This time everything is different

In the first lockdown last spring, energy became cheaper and food more expensive. In the second lockdown, it almost seems to be the other way around. What’s behind it?

In the supermarket: Groceries have recently become cheaper in some cases - but now the old VAT is coming back.

EWill prices in Germany develop in the same way in the second lockdown as in the first? It doesn’t look like it at the moment. While the spring of last year was characterized by the fact that with the introduction of home offices in many companies and the closure of many shops, energy became cheaper and cheaper and in return, food became much more expensive, at the moment it looks almost the other way around: in the second lockdown appears Energy to become significantly more expensive – while the prices for food are no longer rising particularly sharply and have even fallen for some sub-categories such as vegetables.

As the quarterly FAZ price report shows, the price of oil, which in the first lockdown fell to less than $ 20 per barrel (159 liter barrel), has now risen to around $ 56. That is more than three times the low from April. Since the turn of the year, VAT and the CO2 price for fuel and heating oil have also been increased. All of this will make energy more expensive; especially since electricity – despite attempts by the federal government to relieve consumers here – has risen again in price. In the foreseeable future, energy could turn from a factor that has depressed the inflation rate to a driving factor.

In contrast, the high food prices shocked many consumers in the first lockdown. Suddenly there was cauliflower for five euros. Now, however, the prices for food are on average no longer increasing particularly strongly compared to the same month last year, some are even falling. “In terms of food prices, there were difficulties with the entry of seasonal workers in spring 2020,” says Michael Holstein, DZ Bank’s chief economist. In the second lockdown, which of course also takes place in a different season, that does not matter so far. Accordingly, the inflation rate for food was 4.6 percent in April and only 0.5 percent in December. A driving element of the inflation rate has therefore turned into a rather moderate price increase.

Potatoes: minus 12.7 percent

Holstein even names individual subcategories in which food was last cheaper than a year ago: “The prices for vegetables were 2.8 percent lower in December than a year ago, but the prices fluctuate relatively strongly.” Potatoes averaged 12.7 Percent cheaper than a year ago.

Another important factor influencing prices was the temporary VAT cut in the second half of 2020. “It lowered consumer prices excluding energy, which are otherwise relatively stable, by around one percentage point from July 2020,” says Holstein.

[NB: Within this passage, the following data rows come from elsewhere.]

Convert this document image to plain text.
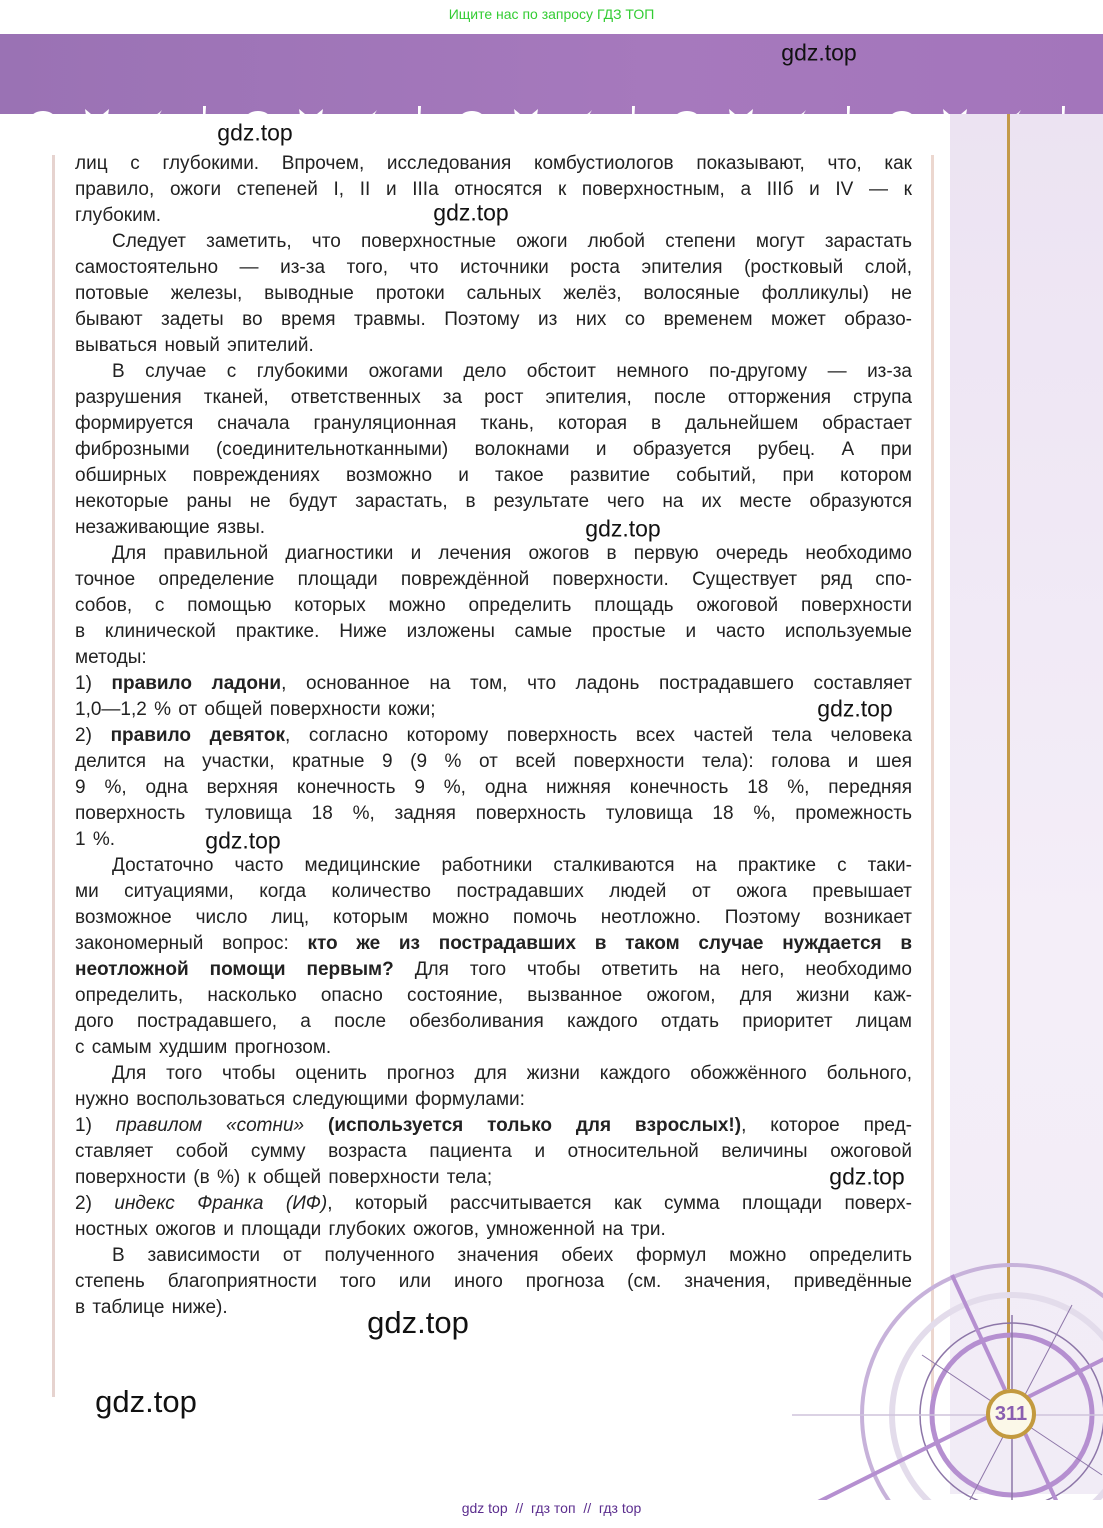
Ищите нас по запросу ГДЗ ТОП
311
лиц с глубокими. Впрочем, исследования комбустиологов показывают, что, как
правило, ожоги степеней I, II и IIIа относятся к поверхностным, а IIIб и IV — к
глубоким.
Следует заметить, что поверхностные ожоги любой степени могут зарастать
самостоятельно — из-за того, что источники роста эпителия (ростковый слой,
потовые железы, выводные протоки сальных желёз, волосяные фолликулы) не
бывают задеты во время травмы. Поэтому из них со временем может образо-
вываться новый эпителий.
В случае с глубокими ожогами дело обстоит немного по-другому — из-за
разрушения тканей, ответственных за рост эпителия, после отторжения струпа
формируется сначала грануляционная ткань, которая в дальнейшем обрастает
фиброзными (соединительнотканными) волокнами и образуется рубец. А при
обширных повреждениях возможно и такое развитие событий, при котором
некоторые раны не будут зарастать, в результате чего на их месте образуются
незаживающие язвы.
Для правильной диагностики и лечения ожогов в первую очередь необходимо
точное определение площади повреждённой поверхности. Существует ряд спо-
собов, с помощью которых можно определить площадь ожоговой поверхности
в клинической практике. Ниже изложены самые простые и часто используемые
методы:
1) правило ладони, основанное на том, что ладонь пострадавшего составляет
1,0—1,2 % от общей поверхности кожи;
2) правило девяток, согласно которому поверхность всех частей тела человека
делится на участки, кратные 9 (9 % от всей поверхности тела): голова и шея
9 %, одна верхняя конечность 9 %, одна нижняя конечность 18 %, передняя
поверхность туловища 18 %, задняя поверхность туловища 18 %, промежность
1 %.
Достаточно часто медицинские работники сталкиваются на практике с таки-
ми ситуациями, когда количество пострадавших людей от ожога превышает
возможное число лиц, которым можно помочь неотложно. Поэтому возникает
закономерный вопрос: кто же из пострадавших в таком случае нуждается в
неотложной помощи первым? Для того чтобы ответить на него, необходимо
определить, насколько опасно состояние, вызванное ожогом, для жизни каж-
дого пострадавшего, а после обезболивания каждого отдать приоритет лицам
с самым худшим прогнозом.
Для того чтобы оценить прогноз для жизни каждого обожжённого больного,
нужно воспользоваться следующими формулами:
1) правилом «сотни» (используется только для взрослых!), которое пред-
ставляет собой сумму возраста пациента и относительной величины ожоговой
поверхности (в %) к общей поверхности тела;
2) индекс Франка (ИФ), который рассчитывается как сумма площади поверх-
ностных ожогов и площади глубоких ожогов, умноженной на три.
В зависимости от полученного значения обеих формул можно определить
степень благоприятности того или иного прогноза (см. значения, приведённые
в таблице ниже).
gdz.top
gdz.top
gdz.top
gdz.top
gdz.top
gdz.top
gdz.top
gdz.top
gdz.top
gdz top // гдз топ // гдз top
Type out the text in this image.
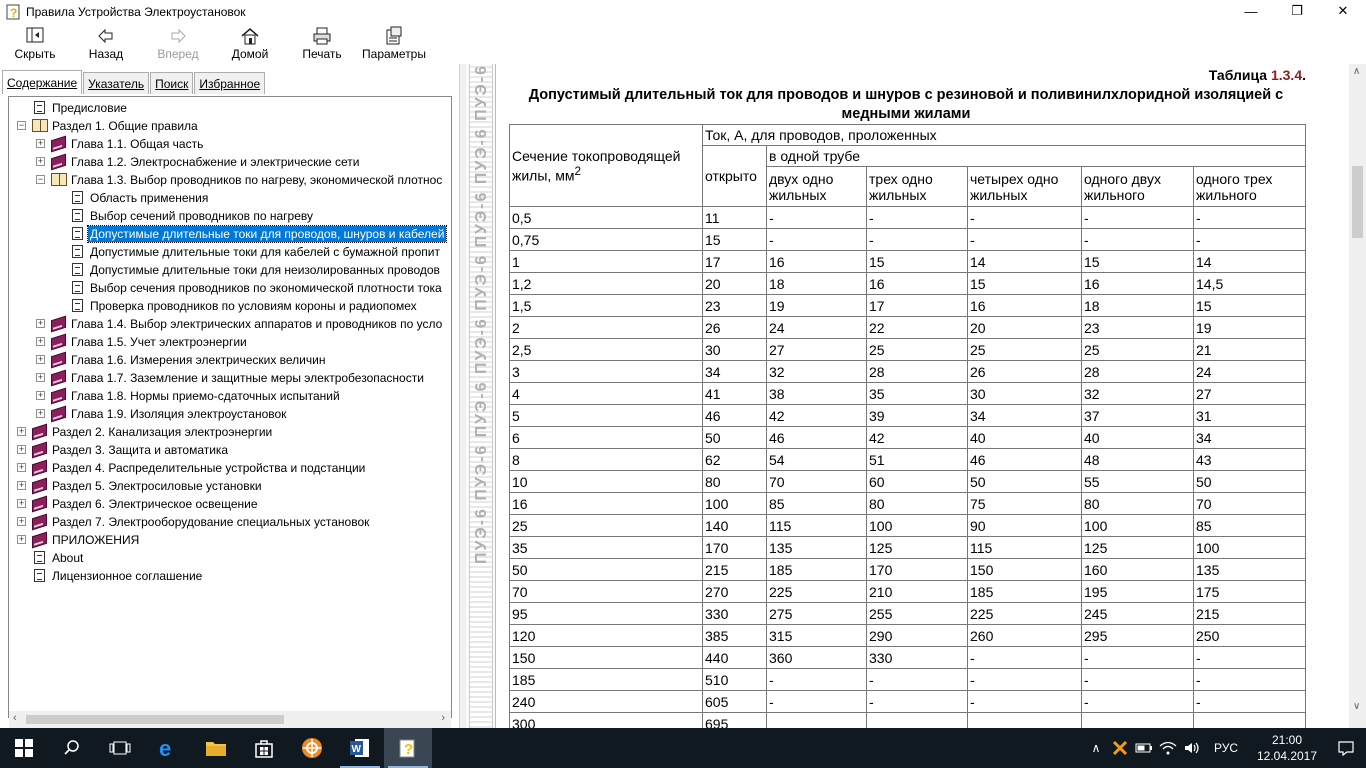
? Правила Устройства Электроустановок	—	❐	✕
Скрыть	Назад	Вперед	Домой	Печать Параметры
Содержание Указатель Поиск Избранное
Предисловие
− Раздел 1. Общие правила
+ Глава 1.1. Общая часть
+ Глава 1.2. Электроснабжение и электрические сети
− Глава 1.3. Выбор проводников по нагреву, экономической плотнос
Область применения
Выбор сечений проводников по нагреву
Допустимые длительные токи для проводов, шнуров и кабелей
Допустимые длительные токи для кабелей с бумажной пропит
Допустимые длительные токи для неизолированных проводов
Выбор сечения проводников по экономической плотности тока
Проверка проводников по условиям короны и радиопомех
+ Глава 1.4. Выбор электрических аппаратов и проводников по усло
+ Глава 1.5. Учет электроэнергии
+ Глава 1.6. Измерения электрических величин
+ Глава 1.7. Заземление и защитные меры электробезопасности
+ Глава 1.8. Нормы приемо-сдаточных испытаний
+ Глава 1.9. Изоляция электроустановок
+ Раздел 2. Канализация электроэнергии
+ Раздел 3. Защита и автоматика
+ Раздел 4. Распределительные устройства и подстанции
+ Раздел 5. Электросиловые установки
+ Раздел 6. Электрическое освещение
+ Раздел 7. Электрооборудование специальных установок
+ ПРИЛОЖЕНИЯ
About
Лицензионное соглашение
‹	›
ПУЭ-6 ПУЭ-6 ПУЭ-6 ПУЭ-6 ПУЭ-6 ПУЭ-6 ПУЭ-6 ПУЭ-6	Таблица 1.3.4.
Допустимый длительный ток для проводов и шнуров с резиновой и поливинилхлоридной изоляцией с медными жилами
Сечение токопроводящей жилы, $мм^2$	Ток, А, для проводов, проложенных					
	открыто	в одной трубе				
		двух одно жильных	трех одно жильных	четырех одно жильных	одного двух жильного	одного трех жильного
0,5	11	-	-	-	-	-
0,75	15	-	-	-	-	-
1	17	16	15	14	15	14
1,2	20	18	16	15	16	14,5
1,5	23	19	17	16	18	15
2	26	24	22	20	23	19
2,5	30	27	25	25	25	21
3	34	32	28	26	28	24
4	41	38	35	30	32	27
5	46	42	39	34	37	31
6	50	46	42	40	40	34
8	62	54	51	46	48	43
10	80	70	60	50	55	50
16	100	85	80	75	80	70
25	140	115	100	90	100	85
35	170	135	125	115	125	100
50	215	185	170	150	160	135
70	270	225	210	185	195	175
95	330	275	255	225	245	215
120	385	315	290	260	295	250
150	440	360	330	-	-	-
185	510	-	-	-	-	-
240	605	-	-	-	-	-
300	695					
∧
∨
e	W	?	∧	РУС
21:00
12.04.2017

Now the old VAT is coming back

In the past four months, consumer prices as a whole fell on the average of the basket of goods of the Federal Statistical Office compared to the previous year. The monthly inflation rate was minus 0.2 percent in September and October, and even minus 0.3 percent in November and December. So far, the corona crisis has been associated with very low inflation on average. However, there is also criticism of this measurement. The Stuttgart economics professor Hans-Peter Burghof, for example, had identified a significantly higher “everyday inflation” with detailed price observations in supermarkets.

This Thursday the Federal Statistical Office wants to publish the inflation rate for January. Now it gets exciting. The rate is likely to rise due to VAT and CO2 prices alone. Holger Schmieding, economist at Berenberg Bank, expects an inflation rate of plus 0.6 percent for January after minus 0.3 percent in December. He says, however, that such forecasts are fraught with uncertainty. Overall, the development of the inflation rate this year will possibly turn out to be unexpectedly dynamic, says Stefan Schneider, Germany’s chief economist at Deutsche Bank. He cites the recovery in world trade, rising charter rates and raw material prices – and the rise in global capacity utilization as indicators.